Attentional Sub-Processes Involved with Emotional Eating

Denke, Gregory 18 May 2018 (has links)
Emotional eating behavior is characterized by eating a large amount of calorie dense sweet and/or high fat foods in an attempt to control, cope with, or avoid negative emotions. Numerous factors are likely to contribute to emotional eating behavior, including attentional factors, such as rumination and avoidance coping. Rumination based emotional eating (attention focused on negative stimuli while mindlessly eating) is often utilized to improve mood while dwelling on problems.

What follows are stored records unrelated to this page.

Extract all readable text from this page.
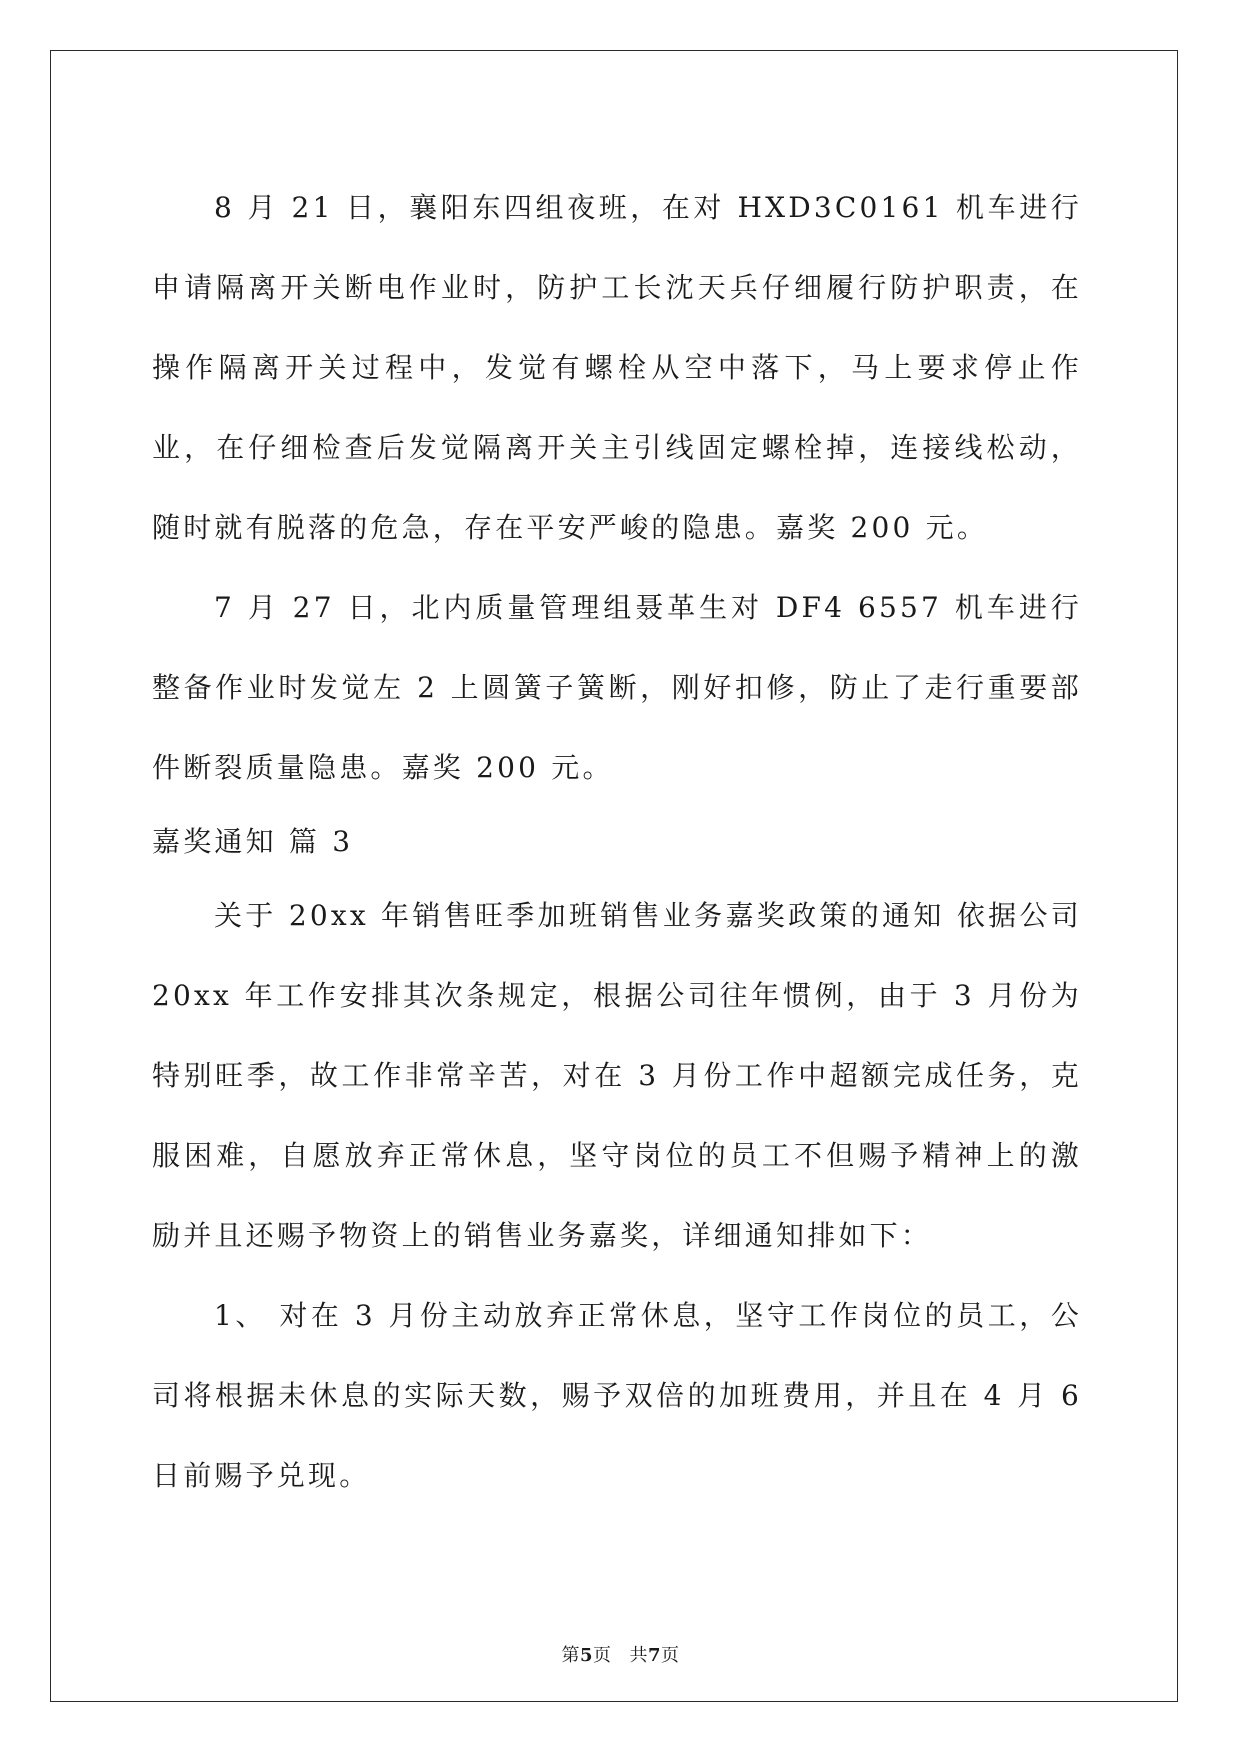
8 月 21 日，襄阳东四组夜班，在对 HXD3C0161 机车进行申请隔离开关断电作业时，防护工长沈天兵仔细履行防护职责，在操作隔离开关过程中，发觉有螺栓从空中落下，马上要求停止作业，在仔细检查后发觉隔离开关主引线固定螺栓掉，连接线松动，随时就有脱落的危急，存在平安严峻的隐患。嘉奖 200 元。

7 月 27 日，北内质量管理组聂革生对 DF4 6557 机车进行整备作业时发觉左 2 上圆簧子簧断，刚好扣修，防止了走行重要部件断裂质量隐患。嘉奖 200 元。

嘉奖通知 篇 3

关于 20xx 年销售旺季加班销售业务嘉奖政策的通知 依据公司 20xx 年工作安排其次条规定，根据公司往年惯例，由于 3 月份为特别旺季，故工作非常辛苦，对在 3 月份工作中超额完成任务，克服困难，自愿放弃正常休息，坚守岗位的员工不但赐予精神上的激励并且还赐予物资上的销售业务嘉奖，详细通知排如下：

1、 对在 3 月份主动放弃正常休息，坚守工作岗位的员工，公司将根据未休息的实际天数，赐予双倍的加班费用，并且在 4 月 6 日前赐予兑现。

第5页 共7页
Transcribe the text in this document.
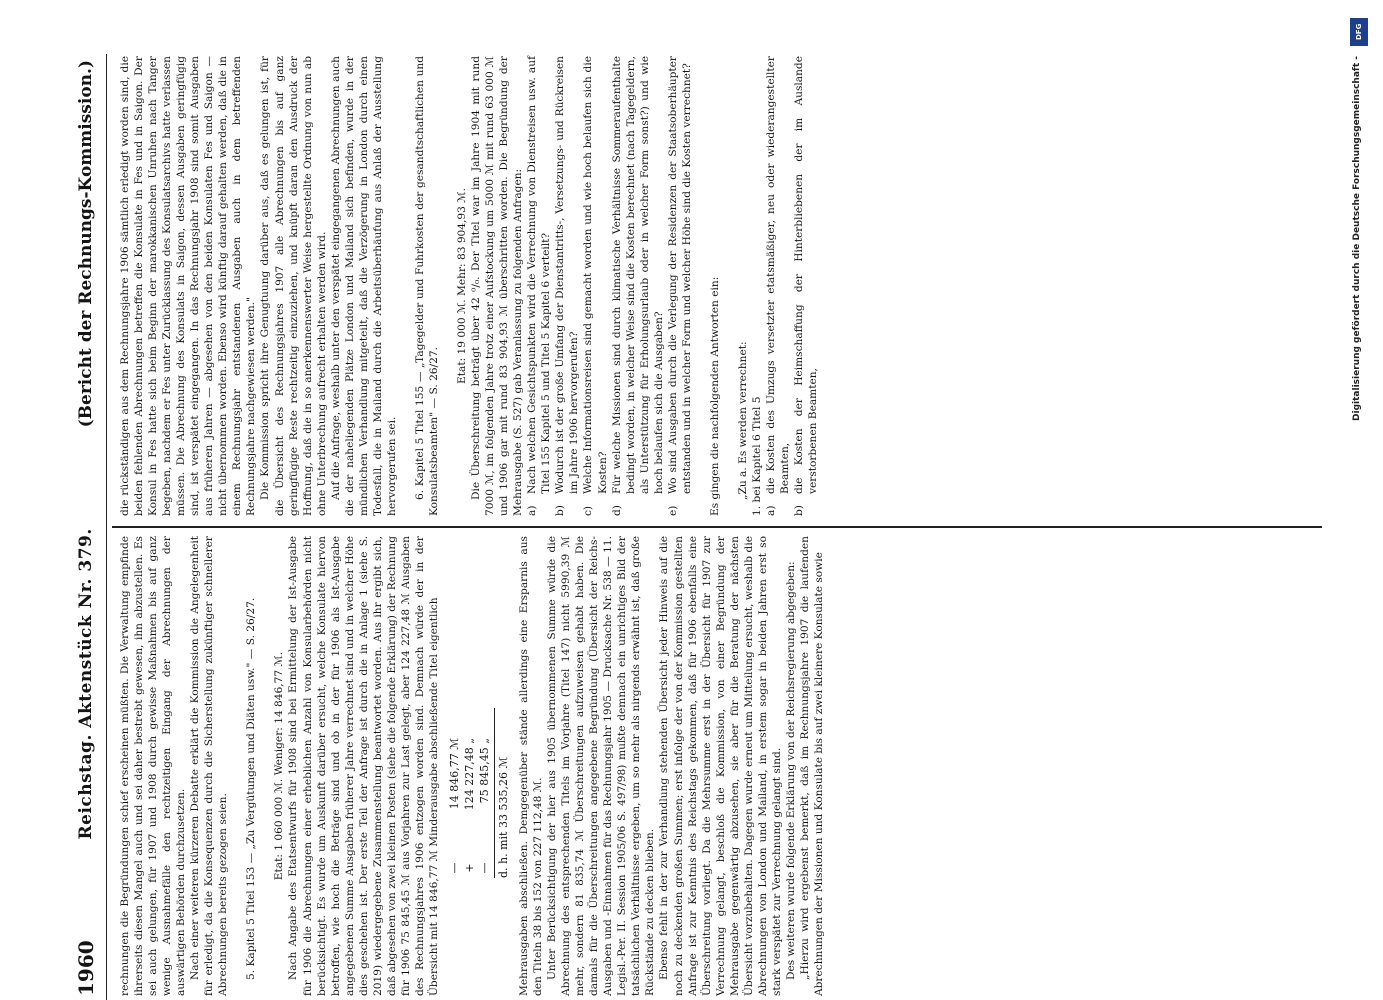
1960
Reichstag. Aktenstück Nr. 379.
(Bericht der Rechnungs-Kommission.)

rechnungen die Begründungen schief erscheinen müßten. Die Verwaltung empfinde ihrerseits diesen Mangel auch und sei daher bestrebt gewesen, ihn abzustellen. Es sei auch gelungen, für 1907 und 1908 durch gewisse Maßnahmen bis auf ganz wenige Ausnahmefälle den rechtzeitigen Eingang der Abrechnungen der auswärtigen Behörden durchzusetzen. Nach einer weiteren kürzeren Debatte erklärt die Kommission die Angelegenheit für erledigt, da die Konsequenzen durch die Sicherstellung zukünftiger schnellerer Abrechnungen bereits gezogen seien. 5. Kapitel 5 Titel 153 — „Zu Vergütungen und Diäten usw." — S. 26/27. Etat: 1 060 000 ℳ. Weniger: 14 846,77 ℳ. Nach Angabe des Etatsentwurfs für 1908 sind bei Ermittelung der Ist-Ausgabe für 1906 die Abrechnungen einer erheblichen Anzahl von Konsularbehörden nicht berücksichtigt. Es wurde um Auskunft darüber ersucht, welche Konsulate hiervon betroffen, wie hoch die Beträge sind und ob in der für 1906 als Ist-Ausgabe angegebenen Summe Ausgaben früherer Jahre verrechnet sind und in welcher Höhe dies geschehen ist. Der erste Teil der Anfrage ist durch die in Anlage 1 (siehe S. 2019) wiedergegebene Zusammenstellung beantwortet worden. Aus ihr ergibt sich, daß abgesehen von zwei kleinen Posten (siehe die folgende Erklärung) der Rechnung für 1906 75 845,45 ℳ aus Vorjahren zur Last gelegt, aber 124 227,48 ℳ Ausgaben des Rechnungsjahres 1906 entzogen worden sind. Demnach würde der in der Übersicht mit 14 846,77 ℳ Minderausgabe abschließende Titel eigentlich —
14 846,77 ℳ
+
124 227,48 „
—
75 845,45 „ d. h. mit 33 535,26 ℳ Mehrausgaben abschließen. Demgegenüber stände allerdings eine Ersparnis aus den Titeln 38 bis 152 von 227 112,48 ℳ. Unter Berücksichtigung der hier aus 1905 übernommenen Summe würde die Abrechnung des entsprechenden Titels im Vorjahre (Titel 147) nicht 5990,39 ℳ mehr, sondern 81 835,74 ℳ Überschreitungen aufzuweisen gehabt haben. Die damals für die Überschreitungen angegebene Begründung (Übersicht der Reichs-Ausgaben und -Einnahmen für das Rechnungsjahr 1905 — Drucksache Nr. 538 — 11. Legisl.-Per. II. Session 1905/06 S. 497/98) mußte demnach ein unrichtiges Bild der tatsächlichen Verhältnisse ergeben, um so mehr als nirgends erwähnt ist, daß große Rückstände zu decken blieben. Ebenso fehlt in der zur Verhandlung stehenden Übersicht jeder Hinweis auf die noch zu deckenden großen Summen; erst infolge der von der Kommission gestellten Anfrage ist zur Kenntnis des Reichstags gekommen, daß für 1906 ebenfalls eine Überschreitung vorliegt. Da die Mehrsumme erst in der Übersicht für 1907 zur Verrechnung gelangt, beschloß die Kommission, von einer Begründung der Mehrausgabe gegenwärtig abzusehen, sie aber für die Beratung der nächsten Übersicht vorzubehalten. Dagegen wurde erneut um Mitteilung ersucht, weshalb die Abrechnungen von London und Mailand, in erstem sogar in beiden Jahren erst so stark verspätet zur Verrechnung gelangt sind. Des weiteren wurde folgende Erklärung von der Reichsregierung abgegeben: „Hierzu wird ergebenst bemerkt, daß im Rechnungsjahre 1907 die laufenden Abrechnungen der Missionen und Konsulate bis auf zwei kleinere Konsulate sowie

die rückständigen aus dem Rechnungsjahre 1906 sämtlich erledigt worden sind, die beiden fehlenden Abrechnungen betreffen die Konsulate in Fes und in Saigon. Der Konsul in Fes hatte sich beim Beginn der marokkanischen Unruhen nach Tanger begeben, nachdem er Fes unter Zurücklassung des Konsulatsarchivs hatte verlassen müssen. Die Abrechnung des Konsulats in Saigon, dessen Ausgaben geringfügig sind, ist verspätet eingegangen. In das Rechnungsjahr 1908 sind somit Ausgaben aus früheren Jahren — abgesehen von den beiden Konsulaten Fes und Saigon — nicht übernommen worden. Ebenso wird künftig darauf gehalten werden, daß die in einem Rechnungsjahr entstandenen Ausgaben auch in dem betreffenden Rechnungsjahre nachgewiesen werden." Die Kommission spricht ihre Genugtuung darüber aus, daß es gelungen ist, für die Übersicht des Rechnungsjahres 1907 alle Abrechnungen bis auf ganz geringfügige Reste rechtzeitig einzuziehen, und knüpft daran den Ausdruck der Hoffnung, daß die in so anerkennenswerter Weise hergestellte Ordnung von nun ab ohne Unterbrechung aufrecht erhalten werden wird. Auf die Anfrage, weshalb unter den verspätet eingegangenen Abrechnungen auch die der naheliegenden Plätze London und Mailand sich befinden, wurde in der mündlichen Verhandlung mitgeteilt, daß die Verzögerung in London durch einen Todesfall, die in Mailand durch die Arbeitsüberhäufung aus Anlaß der Ausstellung hervorgerufen sei. 6. Kapitel 5 Titel 155 — „Tagegelder und Fuhrkosten der gesandtschaftlichen und Konsulatsbeamten" — S. 26/27.

Etat: 19 000 ℳ. Mehr: 83 904,93 ℳ. Die Überschreitung beträgt über 42 ⁰/₀. Der Titel war im Jahre 1904 mit rund 7000 ℳ, im folgenden Jahre trotz einer Aufstockung um 5000 ℳ mit rund 63 000 ℳ und 1906 gar mit rund 83 904,93 ℳ überschritten worden. Die Begründung der Mehrausgabe (S. 527) gab Veranlassung zu folgenden Anfragen: a)
Nach welchen Gesichtspunkten wird die Verrechnung von Dienstreisen usw. auf Titel 155 Kapitel 5 und Titel 5 Kapitel 6 verteilt?
b)
Wodurch ist der große Umfang der Dienstantritts-, Versetzungs- und Rückreisen im Jahre 1906 hervorgerufen?
c)
Welche Informationsreisen sind gemacht worden und wie hoch belaufen sich die Kosten?
d)
Für welche Missionen sind durch klimatische Verhältnisse Sommeraufenthalte bedingt worden, in welcher Weise sind die Kosten berechnet (nach Tagegeldern, als Unterstützung für Erholungsurlaub oder in welcher Form sonst?) und wie hoch belaufen sich die Ausgaben?
e)
Wo sind Ausgaben durch die Verlegung der Residenzen der Staatsoberhäupter entstanden und in welcher Form und welcher Höhe sind die Kosten verrechnet? Es gingen die nachfolgenden Antworten ein: „Zu a. Es werden verrechnet: 1. bei Kapitel 6 Titel 5 a)
die Kosten des Umzugs versetzter etatsmäßiger, neu oder wiederangestellter Beamten,
b)
die Kosten der Heimschaffung der Hinterbliebenen der im Auslande verstorbenen Beamten,
DFG
Digitalisierung gefördert durch die Deutsche Forschungsgemeinschaft -
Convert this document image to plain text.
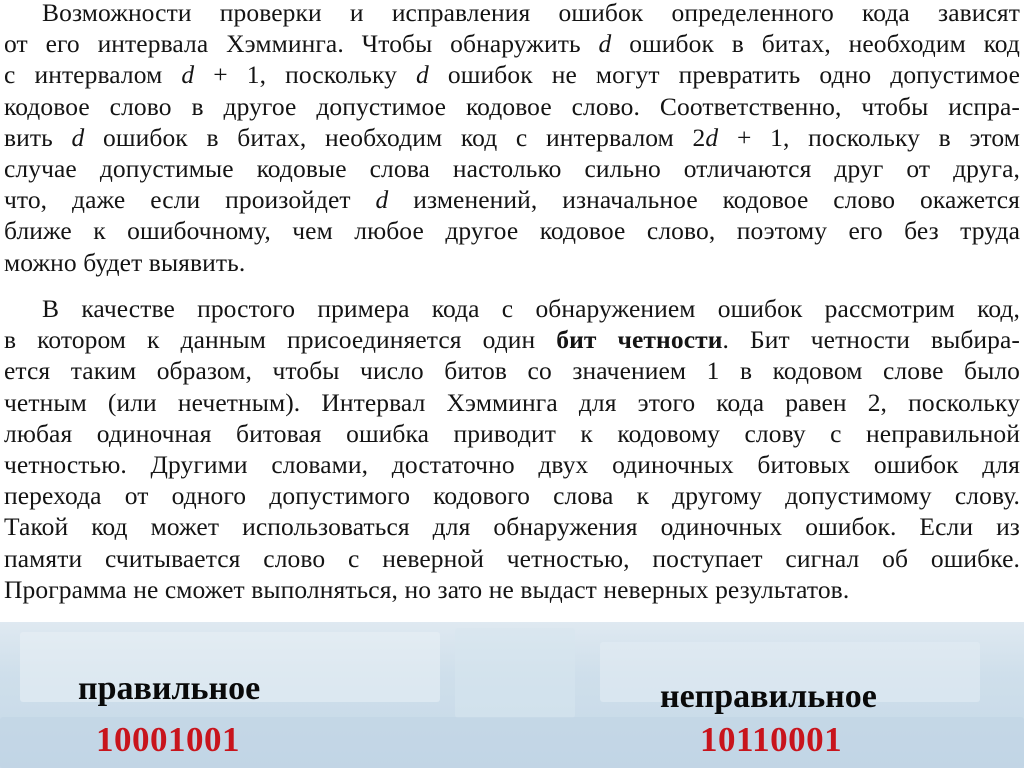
Возможности проверки и исправления ошибок определенного кода зависят
от его интервала Хэмминга. Чтобы обнаружить d ошибок в битах, необходим код
с интервалом d + 1, поскольку d ошибок не могут превратить одно допустимое
кодовое слово в другое допустимое кодовое слово. Соответственно, чтобы испра-
вить d ошибок в битах, необходим код с интервалом 2d + 1, поскольку в этом
случае допустимые кодовые слова настолько сильно отличаются друг от друга,
что, даже если произойдет d изменений, изначальное кодовое слово окажется
ближе к ошибочному, чем любое другое кодовое слово, поэтому его без труда
можно будет выявить.
В качестве простого примера кода с обнаружением ошибок рассмотрим код,
в котором к данным присоединяется один бит четности. Бит четности выбира-
ется таким образом, чтобы число битов со значением 1 в кодовом слове было
четным (или нечетным). Интервал Хэмминга для этого кода равен 2, поскольку
любая одиночная битовая ошибка приводит к кодовому слову с неправильной
четностью. Другими словами, достаточно двух одиночных битовых ошибок для
перехода от одного допустимого кодового слова к другому допустимому слову.
Такой код может использоваться для обнаружения одиночных ошибок. Если из
памяти считывается слово с неверной четностью, поступает сигнал об ошибке.
Программа не сможет выполняться, но зато не выдаст неверных результатов.
правильное
10001001
неправильное
10110001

However, for those inclined to escape/avoid troublesome thoughts, another type of emotional-eating pattern may be used. By focusing attention on food, emotional eating is believed to distract individuals from negative emotions. However, along with avoiding distressing thoughts, a strong attentional focus on food may also lead to diminished attention resources and subsequently the missing of self-preserving thoughts (e.g. dietary restraint or satiety). While Denke & Lamm (2015) explored neural mechanisms underlying rumination based emotional eating, to the best of our knowledge, no one has investigated the neural correlates underlying avoidance based emotional eating. This study examined how attentional sub-processes contribute to emotional eating behavior among female participants in a task designed to explore escape type emotional-eating behavior. Dense-array EEG and a version of the canonical attentional blink task were used to ascertain the neural correlates underlying the attentional sub-processes and how attentional activation differs for emotional eaters vs. non-emotional eaters. Findings do not support the food fixation escape type emotional-eater hypothesis, but do indicate task validity.